Follow on question to this, answered negatively by Thomas Lumley. We reprint it here for convenience.
In this SE question, it is stated that there is a central limit theorem for the sample median, namely
$$ \sqrt{n}(Y_n - m) \xrightarrow{d} N(0, [2f(m)]^{-2}), $$
as $n\to\infty$ where
- $Y_n$ is the sample median from $n$ iid samples,
- $m$ is the population median,
- $f$ is the PDF (assumed to exist) of the distribution we're sampling from.
If I'm not mistaken, this result holds even if the original distribution doesn't have finite variance (e.g. the Cauchy distribution).
Is it necessarily true that the variances converge? I.e that
$$ nE[(Y_n-m)^2] \to [2f(m)]^{-2}? $$
As answered in the linked question, the answer is no. Let $F$ be the CDF of the distribution. First, note that the PDF of the sample median is
$$ f_{Y_{2k+1}}(x) = (2k+1) \binom{2k}{k} F(x)^k (1-F(x))^k f(x). $$
Thomas Lumley's counterexample is a distribution whose CDF $F$ looks like the following.
$$ F(x) \overset{x\to -\infty}{\sim} \frac{1}{\log |x|} \\ 1-F(x) \overset{x\to \infty}{\sim} \frac{1}{\log |x|}. $$
In this case, the second moment of $Y_{2k+1}$ looks like the following.

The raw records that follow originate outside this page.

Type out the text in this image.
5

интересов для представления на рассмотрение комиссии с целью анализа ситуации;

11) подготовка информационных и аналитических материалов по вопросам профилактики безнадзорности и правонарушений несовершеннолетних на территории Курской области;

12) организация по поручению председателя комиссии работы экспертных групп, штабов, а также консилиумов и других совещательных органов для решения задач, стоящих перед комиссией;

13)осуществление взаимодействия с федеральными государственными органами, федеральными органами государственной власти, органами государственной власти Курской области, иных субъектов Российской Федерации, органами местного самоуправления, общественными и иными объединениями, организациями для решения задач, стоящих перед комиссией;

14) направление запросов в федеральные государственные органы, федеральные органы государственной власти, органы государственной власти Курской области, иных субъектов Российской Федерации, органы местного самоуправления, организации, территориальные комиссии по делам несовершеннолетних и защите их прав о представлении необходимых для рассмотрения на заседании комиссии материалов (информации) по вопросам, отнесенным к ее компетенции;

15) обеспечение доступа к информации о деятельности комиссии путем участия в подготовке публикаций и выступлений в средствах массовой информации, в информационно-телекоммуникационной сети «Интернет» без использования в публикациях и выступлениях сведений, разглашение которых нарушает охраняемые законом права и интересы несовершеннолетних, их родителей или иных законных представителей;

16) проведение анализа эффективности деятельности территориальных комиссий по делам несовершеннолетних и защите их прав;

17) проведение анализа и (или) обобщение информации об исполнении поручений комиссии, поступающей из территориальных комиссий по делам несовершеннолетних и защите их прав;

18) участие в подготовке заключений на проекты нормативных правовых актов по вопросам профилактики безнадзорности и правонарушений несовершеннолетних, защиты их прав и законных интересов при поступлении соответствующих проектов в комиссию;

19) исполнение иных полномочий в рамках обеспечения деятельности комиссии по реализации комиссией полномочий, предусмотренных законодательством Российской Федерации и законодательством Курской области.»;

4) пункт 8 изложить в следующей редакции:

$$ \begin{align*} E[Y_{2k+1}^2] &= \int_{-\infty}^\infty x^2f_{Y_{2k+1}}(x) \mathrm{d}x \\ &= C\int_{-\infty}^\infty x^2 F(x)^k (1-F(x))^k f(x) \mathrm{d}x \\ &= C\int_{-\infty}^\infty x^2 F(x)^k (1-F(x))^k f(x) \mathrm{d}x. \end{align*} $$
this will be infinite for all $k$, from which the negative result follows.
My follow up question is: if we add the extra constraint that the CDF $F$ satisfies
$$ F(x) \overset{x\to-\infty}{=} o(|x|^{-\epsilon}) \\ 1-F(x) \overset{x\to\infty}{=} o(|x|^{-\epsilon}) \\ $$
for some $\epsilon>0$ (that is, the CDF approaches infinity polynomialy), is it now true that the variances converge?
As a particular case, is true for a Cauchy distribution?